Innovative Analytic Strategies for Navigating Nonprobability Samples

Statistical methods for integrating individual-level data with external summary data have attracted attention due to their potential to significantly reduce data collection costs. Effective utilization of summary data can enhance estimation precision, thereby saving both time and resources. However, incorporating external data introduces the risk of bias, primarily due to potential differences in background distributions between the current study and the external source.
Model-based approaches, such as mass imputation and propensity score balancing, have been developed to integrate external summary data with internal individual-level data while mitigating these biases. Nonetheless, these methods remain vulnerable to bias from model misspecification.
In this paper, we propose a methodology utilizing generalized entropy balancing, designed to integrate external summary data even when derived from biased samples. Our method exhibits double robustness, offering enhanced protection against specific types of model misspecification.
We illustrate the versatility and effectiveness of our proposed estimator through an application to the analysis of Nationwide Public-Access Defibrillation data in Japan. 

Selection bias in survey estimates is a major concern, for both non-probability samples and probability samples with low response rates. The proxy-pattern mixture model (PPMM) has been proposed as a method for conducting a sensitivity analysis that allows selection to depend on survey outcomes of interest, i.e., assuming a nonignorable selection mechanism. Indices based on the PPMM have been proposed and used to quantify the potential for non-ignorable nonresponse or selection bias, including the SMUB for means and the MUBP for proportions. These methods require information from a reference data source, such as a large probability-based survey, with summary-level auxiliary information for the target population of interest (means, variances, and covariances of the auxiliary variables). To this point, the SMUB/MUBP measures have exclusively been used to estimate bias in overall population-level estimates. Extension to domain-level estimates is straightforward if the reference data source contains the domain indicator so that population-level margins within the domain of interest can be calculated.

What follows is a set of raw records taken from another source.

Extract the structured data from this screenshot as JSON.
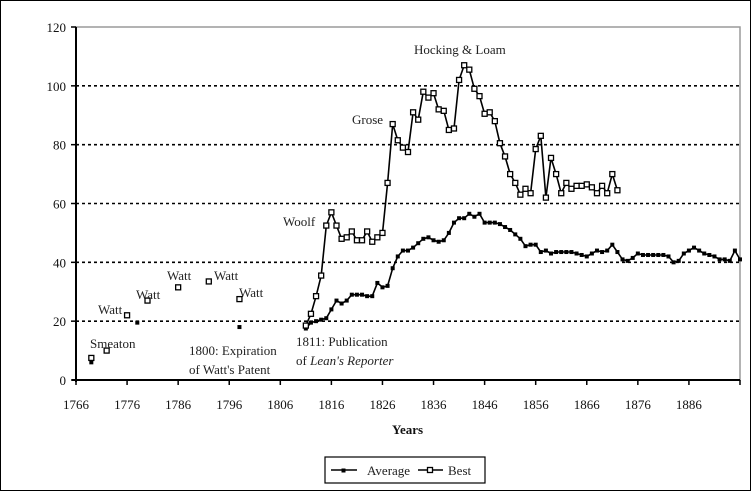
{
  "chart_data": {
    "type": "line",
    "title": "",
    "xlabel": "Years",
    "ylabel": "",
    "xlim": [
      1766,
      1896
    ],
    "ylim": [
      0,
      120
    ],
    "x_ticks": [
      "1766",
      "1776",
      "1786",
      "1796",
      "1806",
      "1816",
      "1826",
      "1836",
      "1846",
      "1856",
      "1866",
      "1876",
      "1886"
    ],
    "y_ticks": [
      "0",
      "20",
      "40",
      "60",
      "80",
      "100",
      "120"
    ],
    "grid": "horizontal dashed at 20,40,60,80,100",
    "legend": {
      "position": "bottom",
      "entries": [
        "Average",
        "Best"
      ]
    },
    "series": [
      {
        "name": "Average",
        "marker": "filled-square",
        "points_isolated": [
          [
            1769,
            6
          ],
          [
            1778,
            19.5
          ],
          [
            1798,
            18
          ]
        ],
        "points_line": [
          [
            1811,
            17.5
          ],
          [
            1812,
            19.5
          ],
          [
            1813,
            20
          ],
          [
            1814,
            20.5
          ],
          [
            1815,
            21
          ],
          [
            1816,
            24
          ],
          [
            1817,
            27
          ],
          [
            1818,
            26
          ],
          [
            1819,
            27
          ],
          [
            1820,
            29
          ],
          [
            1821,
            29
          ],
          [
            1822,
            29
          ],
          [
            1823,
            28.5
          ],
          [
            1824,
            28.5
          ],
          [
            1825,
            33
          ],
          [
            1826,
            31.5
          ],
          [
            1827,
            32
          ],
          [
            1828,
            38
          ],
          [
            1829,
            42
          ],
          [
            1830,
            44
          ],
          [
            1831,
            44
          ],
          [
            1832,
            45
          ],
          [
            1833,
            46.5
          ],
          [
            1834,
            48
          ],
          [
            1835,
            48.5
          ],
          [
            1836,
            47.5
          ],
          [
            1837,
            47
          ],
          [
            1838,
            47.5
          ],
          [
            1839,
            50
          ],
          [
            1840,
            53.5
          ],
          [
            1841,
            55
          ],
          [
            1842,
            55
          ],
          [
            1843,
            56.5
          ],
          [
            1844,
            55.5
          ],
          [
            1845,
            56.5
          ],
          [
            1846,
            53.5
          ],
          [
            1847,
            53.5
          ],
          [
            1848,
            53.5
          ],
          [
            1849,
            53
          ],
          [
            1850,
            52
          ],
          [
            1851,
            51
          ],
          [
            1852,
            49.5
          ],
          [
            1853,
            48
          ],
          [
            1854,
            45.5
          ],
          [
            1855,
            46
          ],
          [
            1856,
            46
          ],
          [
            1857,
            43.5
          ],
          [
            1858,
            44
          ],
          [
            1859,
            43
          ],
          [
            1860,
            43.5
          ],
          [
            1861,
            43.5
          ],
          [
            1862,
            43.5
          ],
          [
            1863,
            43.5
          ],
          [
            1864,
            43
          ],
          [
            1865,
            42.5
          ],
          [
            1866,
            42
          ],
          [
            1867,
            43
          ],
          [
            1868,
            44
          ],
          [
            1869,
            43.5
          ],
          [
            1870,
            44
          ],
          [
            1871,
            46
          ],
          [
            1872,
            43.5
          ],
          [
            1873,
            41
          ],
          [
            1874,
            40.5
          ],
          [
            1875,
            41.5
          ],
          [
            1876,
            43
          ],
          [
            1877,
            42.5
          ],
          [
            1878,
            42.5
          ],
          [
            1879,
            42.5
          ],
          [
            1880,
            42.5
          ],
          [
            1881,
            42.5
          ],
          [
            1882,
            42
          ],
          [
            1883,
            40
          ],
          [
            1884,
            40.5
          ],
          [
            1885,
            43
          ],
          [
            1886,
            44
          ],
          [
            1887,
            45
          ],
          [
            1888,
            44
          ],
          [
            1889,
            43
          ],
          [
            1890,
            42.5
          ],
          [
            1891,
            42
          ],
          [
            1892,
            41
          ],
          [
            1893,
            41
          ],
          [
            1894,
            40.5
          ],
          [
            1895,
            44
          ],
          [
            1896,
            41
          ]
        ]
      },
      {
        "name": "Best",
        "marker": "open-square",
        "points_isolated": [
          [
            1769,
            7.5
          ],
          [
            1772,
            10
          ],
          [
            1776,
            22
          ],
          [
            1780,
            27
          ],
          [
            1786,
            31.5
          ],
          [
            1792,
            33.5
          ],
          [
            1798,
            27.5
          ]
        ],
        "points_line": [
          [
            1811,
            18.5
          ],
          [
            1812,
            22.5
          ],
          [
            1813,
            28.5
          ],
          [
            1814,
            35.5
          ],
          [
            1815,
            52.5
          ],
          [
            1816,
            57
          ],
          [
            1817,
            52.5
          ],
          [
            1818,
            48
          ],
          [
            1819,
            48.5
          ],
          [
            1820,
            50.5
          ],
          [
            1821,
            47.5
          ],
          [
            1822,
            47.5
          ],
          [
            1823,
            50.5
          ],
          [
            1824,
            47
          ],
          [
            1825,
            48.5
          ],
          [
            1826,
            50
          ],
          [
            1827,
            67
          ],
          [
            1828,
            87
          ],
          [
            1829,
            81.5
          ],
          [
            1830,
            79
          ],
          [
            1831,
            77.5
          ],
          [
            1832,
            91
          ],
          [
            1833,
            88.5
          ],
          [
            1834,
            98
          ],
          [
            1835,
            96
          ],
          [
            1836,
            97.5
          ],
          [
            1837,
            92
          ],
          [
            1838,
            91.5
          ],
          [
            1839,
            85
          ],
          [
            1840,
            85.5
          ],
          [
            1841,
            102
          ],
          [
            1842,
            107
          ],
          [
            1843,
            105.5
          ],
          [
            1844,
            99
          ],
          [
            1845,
            96.5
          ],
          [
            1846,
            90.5
          ],
          [
            1847,
            91
          ],
          [
            1848,
            88
          ],
          [
            1849,
            80.5
          ],
          [
            1850,
            76
          ],
          [
            1851,
            70
          ],
          [
            1852,
            67
          ],
          [
            1853,
            63
          ],
          [
            1854,
            65
          ],
          [
            1855,
            63.5
          ],
          [
            1856,
            78.5
          ],
          [
            1857,
            83
          ],
          [
            1858,
            62
          ],
          [
            1859,
            75.5
          ],
          [
            1860,
            70
          ],
          [
            1861,
            63.5
          ],
          [
            1862,
            67
          ],
          [
            1863,
            65
          ],
          [
            1864,
            66
          ],
          [
            1865,
            66
          ],
          [
            1866,
            66.5
          ],
          [
            1867,
            65.5
          ],
          [
            1868,
            63.5
          ],
          [
            1869,
            66
          ],
          [
            1870,
            63.5
          ],
          [
            1871,
            70
          ],
          [
            1872,
            64.5
          ]
        ]
      }
    ],
    "annotations": [
      {
        "text": "Smeaton",
        "x": 1772,
        "y": 11
      },
      {
        "text": "Watt",
        "x": 1776,
        "y": 22
      },
      {
        "text": "Watt",
        "x": 1780,
        "y": 27
      },
      {
        "text": "Watt",
        "x": 1786,
        "y": 31.5
      },
      {
        "text": "Watt",
        "x": 1792,
        "y": 33.5
      },
      {
        "text": "Watt",
        "x": 1798,
        "y": 27.5
      },
      {
        "text": "1800: Expiration",
        "line2": "of Watt's Patent"
      },
      {
        "text": "1811: Publication",
        "line2_prefix": "of ",
        "line2_italic": "Lean's Reporter"
      },
      {
        "text": "Woolf",
        "x": 1815,
        "y": 54
      },
      {
        "text": "Grose",
        "x": 1828,
        "y": 87
      },
      {
        "text": "Hocking & Loam",
        "x": 1842,
        "y": 110
      }
    ]
  },
  "labels": {
    "smeaton": "Smeaton",
    "watt": "Watt",
    "expiration_l1": "1800: Expiration",
    "expiration_l2": "of Watt's Patent",
    "publication_l1": "1811: Publication",
    "publication_l2_prefix": "of ",
    "publication_l2_italic": "Lean's Reporter",
    "woolf": "Woolf",
    "grose": "Grose",
    "hocking": "Hocking & Loam",
    "xtitle": "Years",
    "legend_average": "Average",
    "legend_best": "Best"
  }
}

However, interest may often lie in subgroups for which population-level summaries are not available. This will happen in cases where the domain indicator is observed on the survey only (not in the reference data source) and can also happen when the goal is estimation within intersectional subgroups for which stable/reliable population-level estimates of auxiliary variables may not be available. To combat this issue, we propose creating nonignorable selection weights based on the PPMM and using these weights for domain estimation and subsequent calculation of the SMUB/MUBP within subgroups.

These PPMM selection weights rely on a single sensitivity parameter that ranges from 0 to 1 and captures a range of selection mechanisms, from ignorable to an "extreme" non-ignorable mechanism where selection depends only on the outcome of interest. The PPMM selection weights are based on the re-expression of the PPMM as a selection model, using the known equivalence between pattern-mixture models and selection models. In this talk, we briefly describe the re-expression of the PPMM as a selection model and illustrate the use of the novel non-ignorable selection weights to estimate various subgroup quantities using the Census Household Pulse Survey under a range of assumptions on the selection mechanism. 

Statistical analysis of non-probability sample (NPS) survey data is an important area of research in survey sampling. We consider a unified approach to voluntary survey data analysis under the assumption that the sampling mechanism is ignorable. Generalized entropy calibration is introduced as a unified tool for calibration weighting to control the selection bias. We first establish the relationship between the generalized calibration weighting and its dual expression for regression estimation. The dual relationship is critical in identifying the implied regression model and developing model selection for calibration weighting. Also, if a linear regression model for an important study variable is available, then two-step calibration method can be used to smooth the final weights and achieve the statistical efficiency. 

Nonprobability samples have rapidly emerged to address time-sensitive priority topics in various fields. While these data are timely, they are prone to selection bias. To mitigate selection bias, a wide body of literature in survey research has explored the use of propensity-score (PS) adjustment methods to enhance the population representativeness of nonprobability samples, using probability-based survey samples as external references. A recent advancement, the 2-step PS-based pseudo-weighting adjustment method (2PS by Li 2024), has been shown to improve upon recent developments with respect to mean squared error. However, the effectiveness of these methods in reducing bias critically depends on the ability of the underlying
propensity model to accurately reflect the true (self-)selection process, which is challenging with
parametric regression. In this study, we propose a set of pseudo-weight construction methods, 2PS-ML, which utilize both machine learning (ML) methods (to estimate PSs) and 2PS (to construct pseudo-weights based on the ML-estimated PSs), offering greater flexibility compared to logistic regression-based methods. We compare the proposed 2PS-ML pseudoweights, based on gradient boosting, with existing methods including 2PS. The proposed methods are evaluated numerically via simulation studies and empirically using the naïve unweighted National Health and Nutrition Examination Survey III sample, while taking the 1997 National Health Interview Survey as the reference, to estimate various health outcomes.